Éloge des para-commerces
La nouvelle loi relative à la dérégulation du commerce de détail vient à peine d’entrer en vigueur, et déjà ses conséquences commencent à être visibles. Rappelons, pour celles et ceux qui n’auraient pas suivi les mois de débat qui ont précédé son vote, qu’elle vise à redonner une certaine liberté aux commerçants en leur permettant de s’abstraire des règles qui entravent l’activité commerciale et la liberté d’entreprendre.
Le modèle, cité en exemple plusieurs fois lors des débats au parlement, est celui des parapharmacies : si la vente de certains médicaments, comme ceux nécessitant une ordonnance médicale, nécessite la présence d’un pharmacien diplômé, d’autres (produits de beauté, d’hygiène…) peuvent parfaitement être vendus sans les mêmes restrictions.
Ainsi, sur le modèle des pharmacies et parapharmacies, nous commencerons à voir bientôt apparaître dans nos rues :
- Des para-boucheries, qui ne nécessitent pas la présence d’employés ayant la moindre formation en boucherie ou en découpe de la viande, ni le respect des règles d’hygiène. Toute personne disposant d’un local commercial et de carcasses d’animaux pourra librement les débiter en morceaux et les vendre, en respectant toutefois deux conditions. Tout d’abord, la personne ne pourra pas utiliser les appellations contrôlées comme « entrecôte » ou « aloyau ». Elle ne pourra pas non plus vendre les hauts-morceaux et le muscle des animaux traditionnellement vendus en boucherie (poulet, bœuf, cochon, cheval…). La para-boucherie pourra en revanche faire commerce de tous les autres organes (viscères, os, nerfs…) desdits animaux, ainsi que les parties charnues d’animaux moins souvent consommés (rongeurs, chats et chiens, reptiles…). Le pouvoir d’achat des Français devrait y gagner, et les plus modestes pouvoir s’offrir à nouveau de la viande à la découpe.

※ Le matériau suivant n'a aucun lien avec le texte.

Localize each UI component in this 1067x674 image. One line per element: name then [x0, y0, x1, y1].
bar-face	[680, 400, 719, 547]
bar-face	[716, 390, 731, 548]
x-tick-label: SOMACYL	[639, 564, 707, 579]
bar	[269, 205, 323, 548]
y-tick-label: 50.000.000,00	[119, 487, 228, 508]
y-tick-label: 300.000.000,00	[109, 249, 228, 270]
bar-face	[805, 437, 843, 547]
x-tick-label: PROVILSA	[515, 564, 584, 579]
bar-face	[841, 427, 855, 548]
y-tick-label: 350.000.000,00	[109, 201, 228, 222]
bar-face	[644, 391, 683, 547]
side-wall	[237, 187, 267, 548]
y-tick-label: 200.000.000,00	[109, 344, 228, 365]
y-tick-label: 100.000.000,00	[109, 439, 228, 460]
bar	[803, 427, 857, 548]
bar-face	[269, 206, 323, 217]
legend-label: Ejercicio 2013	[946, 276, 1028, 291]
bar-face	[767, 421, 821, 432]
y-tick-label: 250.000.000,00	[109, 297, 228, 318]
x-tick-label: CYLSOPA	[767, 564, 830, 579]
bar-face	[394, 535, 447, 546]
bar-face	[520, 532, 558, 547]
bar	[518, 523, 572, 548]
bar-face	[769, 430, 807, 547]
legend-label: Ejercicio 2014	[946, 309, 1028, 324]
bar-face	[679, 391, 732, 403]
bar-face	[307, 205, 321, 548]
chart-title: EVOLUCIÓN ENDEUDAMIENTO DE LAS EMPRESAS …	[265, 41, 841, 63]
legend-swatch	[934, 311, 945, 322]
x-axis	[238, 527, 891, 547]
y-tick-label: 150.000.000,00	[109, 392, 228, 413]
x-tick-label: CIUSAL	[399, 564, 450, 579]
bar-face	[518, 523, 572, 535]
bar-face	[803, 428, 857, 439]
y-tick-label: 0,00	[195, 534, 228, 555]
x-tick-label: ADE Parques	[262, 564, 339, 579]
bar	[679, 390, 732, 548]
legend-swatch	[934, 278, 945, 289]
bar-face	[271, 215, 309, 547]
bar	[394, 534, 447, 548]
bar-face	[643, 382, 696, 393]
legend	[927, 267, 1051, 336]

- Des para-bijouteries. Qui n’a jamais rêvé d’offrir ou de s’offrir un beau collier ou une bague brillant de mille feux, avant de réaliser qu’il n’en avait pas les moyens ? Un problème auquel devraient remédier les para-bijouteries. Si vous n’y trouverez pas de métaux précieux ou de pierres finement taillées, vous pourrez en revanche y acheter de somptueux clous rouillés tordus à la taille exacte du doigt de l’élu(e) de votre cœur, ou encore vous faire percer les lobes d’oreilles à la perforeuse de papeterie. S’il ne sera pas nécessaire d’avoir suivi une formation en joaillerie pour travailler en para-bijouterie, les employés devront néanmoins suivre une brève formation sur l’administration en urgence de vaccins antitétaniques.
- Des para-laveries : l'exiguïté des logements des grandes métropoles, encore accru par la crise du logement, interdit à un nombre sans cesse croissant de Français de s'équiper de leur propre lave-linge. Or le nombre de laveries est aujourd’hui insuffisant pour faire face à cette demande importante d’équipements collectifs permettant le nettoyage et le séchage du linge. D’après une étude commandée par le ministère de l’économie, le coût de fonctionnement des laveries (achat et entretien d’un grand nombre de machines Miele professionnelles, factures électriques très lourdes, etc) serait le principal frein à leur installation. C’est pourquoi il sera désormais possible à tout commerçant disposant d’un pas-de-porte d’ouvrir à peu de frais une para-laverie. Aucun besoin pour cela d’investir dans de l’équipement, un simple bassin rempli d’eau stagnante où les clients pourront venir faire tremper leur linge suffira. L’eau devra simplement être changée au moins tous les trois mois.
Gageons que ces nouveaux commerces, associés aux para-bureaux de tabac mobiles qu’on trouve déjà depuis longtemps aux abords des stations de métro du nord-est parisien, offriront une bouffée d’air frais au pouvoir d’achat des Français, qui pourront à nouveau connaître la joie d’une vie sans privations.